The Slave in the Garage

Sold by her parents and smuggled into the U.S., one young girl did a family's dirty work for two years. And then help arrived.

By Mary A. Fischer
Also in Reader's Digest Magazine May 2008

Law and Order
The United States started a program in 2000 to crack down on human trafficking and began ranking countries according to their willingness to eradicate the practice. In the most recent ranking, Egypt ended up just above the lowest tier. With urging from the United Nations, more than 100 countries have, in the past five years, passed or amended laws making human trafficking a crime. The State Department has also stepped up efforts to identify, investigate, and prosecute the crime domestically. One hundred and eleven people were charged with human trafficking in the U.S. in 2006; 98 were convicted. Shyima Hall’s case was the first one prosecuted in Orange County.

While on assignment in Sudan, reporter E. Benjamin Skinner met a man who had lived most of his life as a slave.
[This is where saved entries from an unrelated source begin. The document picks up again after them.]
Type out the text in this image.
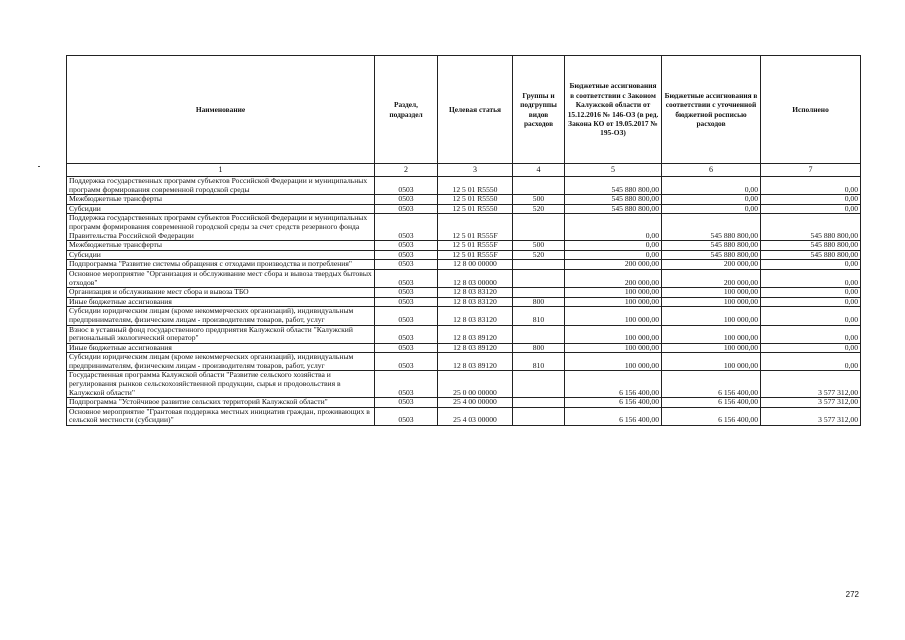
Наименование	Раздел, подраздел	Целевая статья	Группы и подгруппы видов расходов	Бюджетные ассигнования в соответствии с Законом Калужской области от 15.12.2016 № 146-ОЗ (в ред. Закона КО от 19.05.2017 № 195-ОЗ)	Бюджетные ассигнования в соответствии с уточненной бюджетной росписью расходов	Исполнено
1	2	3	4	5	6	7
Поддержка государственных программ субъектов Российской Федерации и муниципальных программ формирования современной городской среды	0503	12 5 01 R5550		545 880 800,00	0,00	0,00
Межбюджетные трансферты	0503	12 5 01 R5550	500	545 880 800,00	0,00	0,00
Субсидии	0503	12 5 01 R5550	520	545 880 800,00	0,00	0,00
Поддержка государственных программ субъектов Российской Федерации и муниципальных программ формирования современной городской среды за счет средств резервного фонда Правительства Российской Федерации	0503	12 5 01 R555F		0,00	545 880 800,00	545 880 800,00
Межбюджетные трансферты	0503	12 5 01 R555F	500	0,00	545 880 800,00	545 880 800,00
Субсидии	0503	12 5 01 R555F	520	0,00	545 880 800,00	545 880 800,00
Подпрограмма "Развитие системы обращения с отходами производства и потребления"	0503	12 8 00 00000		200 000,00	200 000,00	0,00
Основное мероприятие "Организация и обслуживание мест сбора и вывоза твердых бытовых отходов"	0503	12 8 03 00000		200 000,00	200 000,00	0,00
Организация и обслуживание мест сбора и вывоза ТБО	0503	12 8 03 83120		100 000,00	100 000,00	0,00
Иные бюджетные ассигнования	0503	12 8 03 83120	800	100 000,00	100 000,00	0,00
Субсидии юридическим лицам (кроме некоммерческих организаций), индивидуальным предпринимателям, физическим лицам - производителям товаров, работ, услуг	0503	12 8 03 83120	810	100 000,00	100 000,00	0,00
Взнос в уставный фонд государственного предприятия Калужской области "Калужский региональный экологический оператор"	0503	12 8 03 89120		100 000,00	100 000,00	0,00
Иные бюджетные ассигнования	0503	12 8 03 89120	800	100 000,00	100 000,00	0,00
Субсидии юридическим лицам (кроме некоммерческих организаций), индивидуальным предпринимателям, физическим лицам - производителям товаров, работ, услуг	0503	12 8 03 89120	810	100 000,00	100 000,00	0,00
Государственная программа Калужской области "Развитие сельского хозяйства и регулирования рынков сельскохозяйственной продукции, сырья и продовольствия в Калужской области"	0503	25 0 00 00000		6 156 400,00	6 156 400,00	3 577 312,00
Подпрограмма "Устойчивое развитие сельских территорий Калужской области"	0503	25 4 00 00000		6 156 400,00	6 156 400,00	3 577 312,00
Основное мероприятие "Грантовая поддержка местных инициатив граждан, проживающих в сельской местности (субсидии)"	0503	25 4 03 00000		6 156 400,00	6 156 400,00	3 577 312,00
272
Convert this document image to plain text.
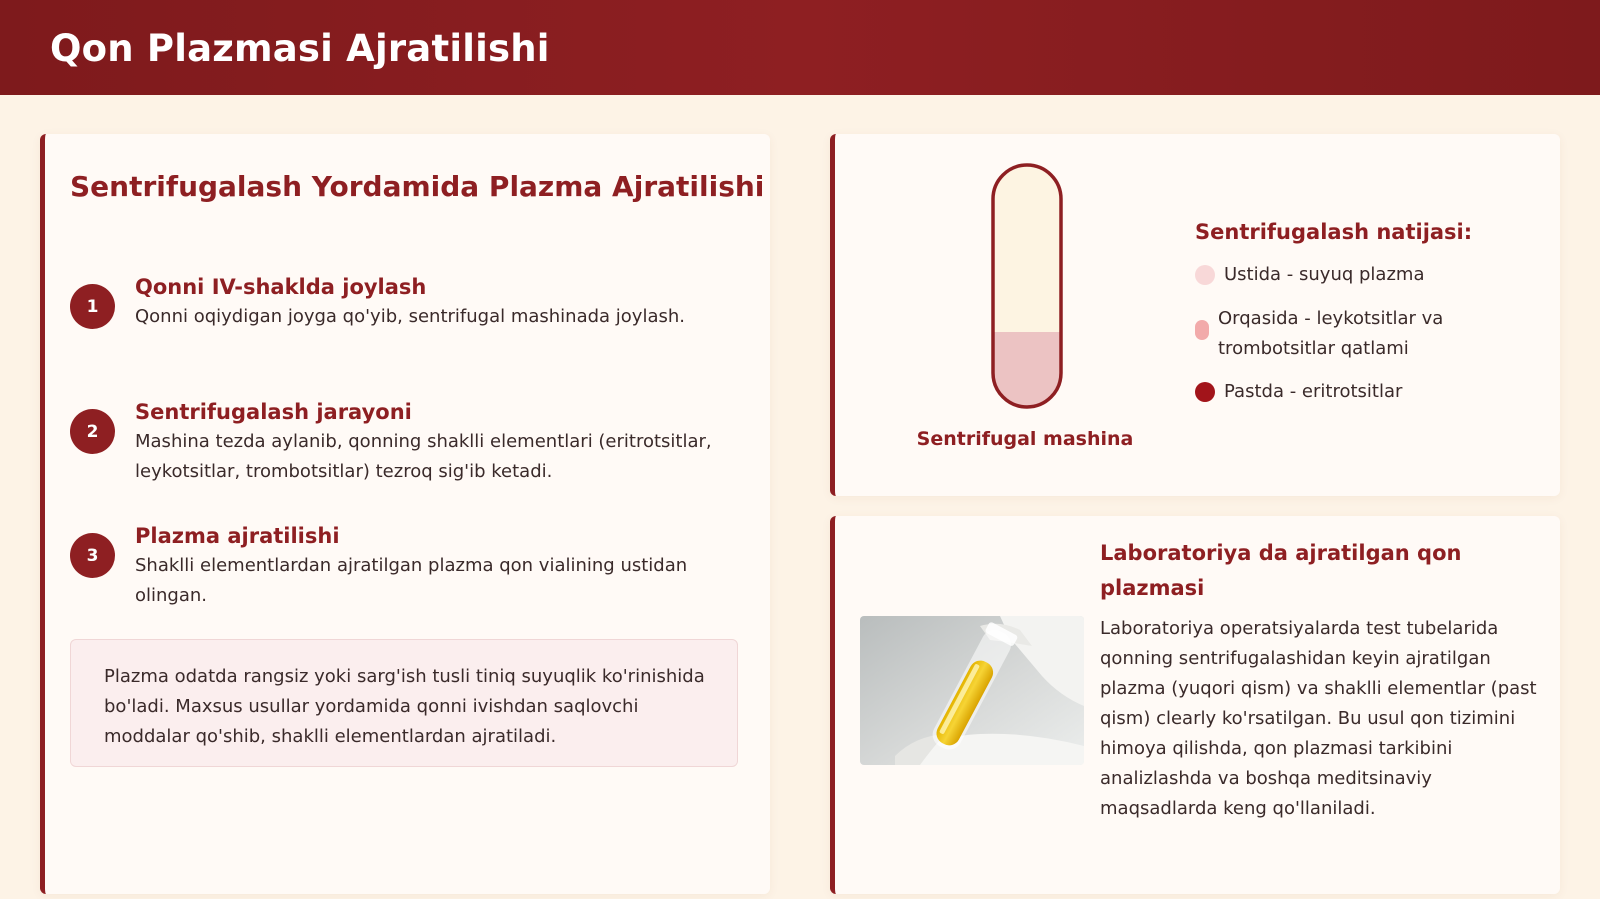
Qon Plazmasi Ajratilishi
Sentrifugalash Yordamida Plazma Ajratilishi
1
Qonni IV-shaklda joylash
Qonni oqiydigan joyga qo'yib, sentrifugal mashinada joylash.
2
Sentrifugalash jarayoni
Mashina tezda aylanib, qonning shaklli elementlari (eritrotsitlar, leykotsitlar, trombotsitlar) tezroq sig'ib ketadi.
3
Plazma ajratilishi
Shaklli elementlardan ajratilgan plazma qon vialining ustidan olingan.
Plazma odatda rangsiz yoki sarg'ish tusli tiniq suyuqlik ko'rinishida bo'ladi. Maxsus usullar yordamida qonni ivishdan saqlovchi moddalar qo'shib, shaklli elementlardan ajratiladi.
Sentrifugal mashina
Sentrifugalash natijasi:
Ustida - suyuq plazma
Orqasida - leykotsitlar va trombotsitlar qatlami
Pastda - eritrotsitlar
Laboratoriya da ajratilgan qon plazmasi
Laboratoriya operatsiyalarda test tubelarida qonning sentrifugalashidan keyin ajratilgan plazma (yuqori qism) va shaklli elementlar (past qism) clearly ko'rsatilgan. Bu usul qon tizimini himoya qilishda, qon plazmasi tarkibini analizlashda va boshqa meditsinaviy maqsadlarda keng qo'llaniladi.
The encounter inspired the new book A Crime So Monstrous: Face-to-Face with Modern-Day Slavery (Free Press), based on Skinner’s five-continent investigation of the human-trafficking trade.

RD: Why do you think slavery still exists?

Skinner: There are pockets around the world where people are absolutely desperate. Criminals will look at an individual with no education, financial resources, or access to credit, and say, “Here’s an opportunity to make money.” Until recently, there’s been little recognition by some countries that slavery still exists within their borders. That attitude contributes to the problem here.

RD: How so?

Skinner: There’s this idea that a domestic worker who’s quiet is probably lacking [immigration] papers, or that somebody on the street dressed a certain way is a prostitute.

A domestic worker who never leaves the house may, in fact, be a trafficked woman, and a prostitute may be a sex slave.

RD: How common is slavery in the U.S.?

Skinner: The low-end State Department estimate of people trafficked into the country annually is 14,500, and there are more than 43,000 slaves at any given time. Overall, about 2 percent get rescued, and the U.S. is one of the best in the world on this.

RD: What can the average citizen do?

Skinner: Victims get out of these situations when individuals say, “Something is wrong here.” So be aware of your neighborhood. Make sure elected officials put modern-day abolition on the American foreign policy agenda. Get involved with groups like Free the Slaves.

RD: What surprised you most about the victims you interviewed?

Skinner: The capacity of human beings to have their humanity ripped away, then rebuild their lives.